Somewhere in the back room of this paper there's a "night editor" you can talk to. It isn't a chatbot calling an API in a data centre. It's a language model that downloads into your browser once and then runs entirely on your own hardware — no server, no key, nothing leaving your machine. I wanted to see how close that experience is to "good enough" in 2026. It's closer than most people think.
How it actually works
Three pieces make in-browser inference possible:
- WebGPU — the browser API that finally gives JavaScript real access to the GPU. This is the unlock. Without it you're stuck on WASM and CPU, which works but crawls.
- A compiled runtime — WebLLM (built on MLC/TVM) compiles model kernels to WebGPU shaders. Hugging Face's Transformers.js does a similar job via ONNX Runtime Web.
- A small, quantised model — the editor here is Qwen2.5 0.5B, 4-bit quantised, around 400 MB. It loads once, the browser caches the weights, and subsequent visits are instant.
You call it with an OpenAI-shaped API (chat.completions.create, streaming and
all), except the tokens are being generated a few centimetres from your eyes
instead of in someone's cloud.
Why it's more than a gimmick
- Privacy by construction. The prompt never leaves the device. For anything sensitive — health notes, draft contracts, a journalling app — that's not a feature you bolt on, it's the architecture.
- No per-token cost, no rate limit. Once it's loaded it's yours. Great for toys, classrooms, and anything you don't want metered.
- Offline. Plane, train, dead Wi-Fi — it still answers.
- Latency floor. No network round-trip. Small models feel snappy.
Where it falls down
I'm not going to oversell it. A 0.5B model is small. It will confidently get facts wrong, lose the thread on long context, and it's nowhere near a frontier model. The first load is a few hundred megabytes, which is a lot to ask of a casual visitor. And it leans on WebGPU, so older browsers and weak GPUs are out.
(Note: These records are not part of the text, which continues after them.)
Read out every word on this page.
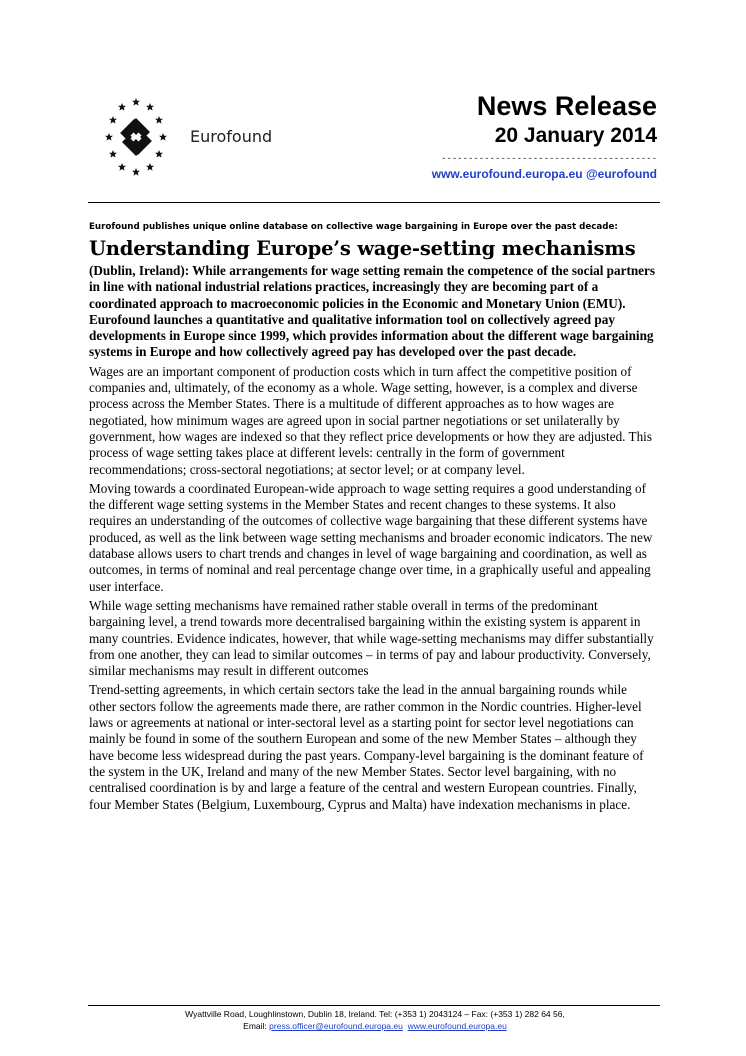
Eurofound
News Release
20 January 2014
----------------------------------------
www.eurofound.europa.eu @eurofound
Eurofound publishes unique online database on collective wage bargaining in Europe over the past decade:
Understanding Europe’s wage-setting mechanisms

(Dublin, Ireland): While arrangements for wage setting remain the competence of the social partners in line with national industrial relations practices, increasingly they are becoming part of a coordinated approach to macroeconomic policies in the Economic and Monetary Union (EMU). Eurofound launches a quantitative and qualitative information tool on collectively agreed pay developments in Europe since 1999, which provides information about the different wage bargaining systems in Europe and how collectively agreed pay has developed over the past decade.

Wages are an important component of production costs which in turn affect the competitive position of companies and, ultimately, of the economy as a whole. Wage setting, however, is a complex and diverse process across the Member States. There is a multitude of different approaches as to how wages are negotiated, how minimum wages are agreed upon in social partner negotiations or set unilaterally by government, how wages are indexed so that they reflect price developments or how they are adjusted. This process of wage setting takes place at different levels: centrally in the form of government recommendations; cross-sectoral negotiations; at sector level; or at company level.

Moving towards a coordinated European-wide approach to wage setting requires a good understanding of the different wage setting systems in the Member States and recent changes to these systems. It also requires an understanding of the outcomes of collective wage bargaining that these different systems have produced, as well as the link between wage setting mechanisms and broader economic indicators. The new database allows users to chart trends and changes in level of wage bargaining and coordination, as well as outcomes, in terms of nominal and real percentage change over time, in a graphically useful and appealing user interface.

While wage setting mechanisms have remained rather stable overall in terms of the predominant bargaining level, a trend towards more decentralised bargaining within the existing system is apparent in many countries. Evidence indicates, however, that while wage-setting mechanisms may differ substantially from one another, they can lead to similar outcomes – in terms of pay and labour productivity. Conversely, similar mechanisms may result in different outcomes

Trend-setting agreements, in which certain sectors take the lead in the annual bargaining rounds while other sectors follow the agreements made there, are rather common in the Nordic countries. Higher-level laws or agreements at national or inter-sectoral level as a starting point for sector level negotiations can mainly be found in some of the southern European and some of the new Member States – although they have become less widespread during the past years. Company-level bargaining is the dominant feature of the system in the UK, Ireland and many of the new Member States. Sector level bargaining, with no centralised coordination is by and large a feature of the central and western European countries. Finally, four Member States (Belgium, Luxembourg, Cyprus and Malta) have indexation mechanisms in place.

Wyattville Road, Loughlinstown, Dublin 18, Ireland. Tel: (+353 1) 2043124 – Fax: (+353 1) 282 64 56,
Email: press.officer@eurofound.europa.eu www.eurofound.europa.eu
The honest framing: client-side LLMs aren't a replacement for the big hosted models — they're a different tool. The right mental model is "a fast, private, free, slightly dim assistant that's always there," not "ChatGPT but local."
The bigger picture
This is the same shift that's been happening on phones — Gemini Nano in Chrome and on Pixels, Apple Intelligence on-device — just arriving in the open web where anyone can ship it without a backend. For a lot of small, private, latency- sensitive features, "the model runs in the tab" is about to be a perfectly reasonable answer.
Anyway — go wake the night editor and ask it something. It's not clever, but it's running on your computer, which is the whole point.